An EPR supports clinical and operational processes. Clinical and operational processes are operated by staff across the Trust. Therefore, if the processes are going to change, it follows that involving staff across the Trust is essential.
Whilst staff are a critical stakeholder group, there are many others to consider. A stakeholder matrix will need to be created and will map the level of influence each stakeholder or group will have on the programme and also the level of change that the stakeholders and groups will need to adopt.
The diagram on the right is an example list of stakeholder groups. This list is not exhaustive but rather to highlight the range of different stakeholder groups that will need to engage in the implementation for it to be successful.
It is never too early to engage with stakeholders. This may have started in the procurement and business case stage when the requirements and benefits work was undertaken.
4. Preparing your communications approach and consideration for branding
Once the stakeholders have been mapped, the communication strategy can be developed. It is recommended for most Trust’s that the EPR be branded for ease of visualisation of communication and also to highlight that the EPR is made up of more than the core EPR solution, i.e. setting the vision for the EPR’s transformation.
Without clear internal and external communication, the collaboration between all parties will begin to diminish which could lead to incomplete process and people change and therefore to fragmented workflows in the enabling solution. Lack of communication could also negatively affect engagement from the organisation and eventually support at go live and adoption beyond. Poor adoption has a direct result on realising the benefits which could impact on the financial position of the Trust, depending on the funding source and arrangements for the return on investment.
Investment in a specialist communication lead who will align with the Trust Communication Team at the mobilisation stage will stand the programme in good stead.
5. Ensuring collaboration from the start
Finally, it is worth highlighting how imperative it is to enter into an EPR Programme in a collaborative way. Collaboration is formed with the wider Trust and external stakeholders, the EPR Vendor and any downstream system providers to be integrated with.
Starting with a ‘one team’ approach will alleviate tension later if or when things don’t quite go to plan and reduce the number of delays caused by a ‘them and us’ situation or the introduction of a classic blame culture.
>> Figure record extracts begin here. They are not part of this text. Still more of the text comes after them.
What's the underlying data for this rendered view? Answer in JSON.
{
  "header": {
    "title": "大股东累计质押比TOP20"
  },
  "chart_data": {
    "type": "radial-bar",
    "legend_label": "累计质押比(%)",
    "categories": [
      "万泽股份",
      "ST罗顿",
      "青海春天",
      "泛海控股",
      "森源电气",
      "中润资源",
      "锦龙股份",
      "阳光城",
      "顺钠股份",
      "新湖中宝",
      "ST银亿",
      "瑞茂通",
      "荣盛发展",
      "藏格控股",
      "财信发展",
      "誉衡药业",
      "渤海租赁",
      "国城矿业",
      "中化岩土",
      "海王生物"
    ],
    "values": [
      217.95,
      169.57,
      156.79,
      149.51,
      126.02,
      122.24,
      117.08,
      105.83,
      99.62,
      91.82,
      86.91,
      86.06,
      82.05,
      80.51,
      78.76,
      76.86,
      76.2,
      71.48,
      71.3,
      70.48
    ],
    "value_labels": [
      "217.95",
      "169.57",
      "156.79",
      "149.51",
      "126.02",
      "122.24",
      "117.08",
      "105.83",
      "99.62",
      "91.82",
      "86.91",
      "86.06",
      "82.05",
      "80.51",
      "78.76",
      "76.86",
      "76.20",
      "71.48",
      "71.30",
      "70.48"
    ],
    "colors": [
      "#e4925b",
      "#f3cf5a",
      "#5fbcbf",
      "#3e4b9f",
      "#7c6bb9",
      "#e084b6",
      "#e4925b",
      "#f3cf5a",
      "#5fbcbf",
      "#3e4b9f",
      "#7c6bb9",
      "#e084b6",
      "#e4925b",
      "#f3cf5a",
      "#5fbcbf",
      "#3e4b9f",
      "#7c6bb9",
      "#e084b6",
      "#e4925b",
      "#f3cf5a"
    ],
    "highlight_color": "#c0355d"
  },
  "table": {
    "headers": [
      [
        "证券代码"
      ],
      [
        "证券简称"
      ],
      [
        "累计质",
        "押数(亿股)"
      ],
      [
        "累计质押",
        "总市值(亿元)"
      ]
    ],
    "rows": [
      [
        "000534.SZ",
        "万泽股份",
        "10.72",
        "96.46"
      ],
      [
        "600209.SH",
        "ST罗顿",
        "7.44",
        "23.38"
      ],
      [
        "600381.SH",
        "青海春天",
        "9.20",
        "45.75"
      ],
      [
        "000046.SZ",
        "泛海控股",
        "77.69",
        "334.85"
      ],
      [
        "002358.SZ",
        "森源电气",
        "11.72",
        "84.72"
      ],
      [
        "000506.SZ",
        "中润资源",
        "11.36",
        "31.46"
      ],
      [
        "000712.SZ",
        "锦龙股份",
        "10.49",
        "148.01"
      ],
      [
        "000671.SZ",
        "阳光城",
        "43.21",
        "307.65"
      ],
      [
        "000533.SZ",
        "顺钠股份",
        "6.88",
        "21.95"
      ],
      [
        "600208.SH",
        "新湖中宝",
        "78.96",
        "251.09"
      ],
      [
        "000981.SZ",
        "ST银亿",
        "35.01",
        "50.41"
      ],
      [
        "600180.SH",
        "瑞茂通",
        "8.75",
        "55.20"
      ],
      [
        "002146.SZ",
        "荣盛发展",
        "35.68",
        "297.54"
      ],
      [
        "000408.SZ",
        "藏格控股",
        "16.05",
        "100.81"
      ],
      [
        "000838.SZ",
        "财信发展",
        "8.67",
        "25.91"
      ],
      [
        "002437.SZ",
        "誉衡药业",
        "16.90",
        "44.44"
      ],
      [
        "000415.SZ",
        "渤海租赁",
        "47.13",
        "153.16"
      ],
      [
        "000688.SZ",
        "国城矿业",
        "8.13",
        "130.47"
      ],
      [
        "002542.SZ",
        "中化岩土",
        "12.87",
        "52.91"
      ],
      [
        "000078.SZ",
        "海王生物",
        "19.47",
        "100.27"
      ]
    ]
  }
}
In summary, it is my personal experience leading EPR implementations that if the investment and effort is not made at the mobilisation stage, it will almost certainly lead to delays later. Continuity, strong governance, the right level of expertise and experience, stakeholder engagement and transparency of information are the catalysts to creating a feeling of ‘we’re in this together’, which if done well at the mobilisation stage will set the tone for a successful implementation and user adoption.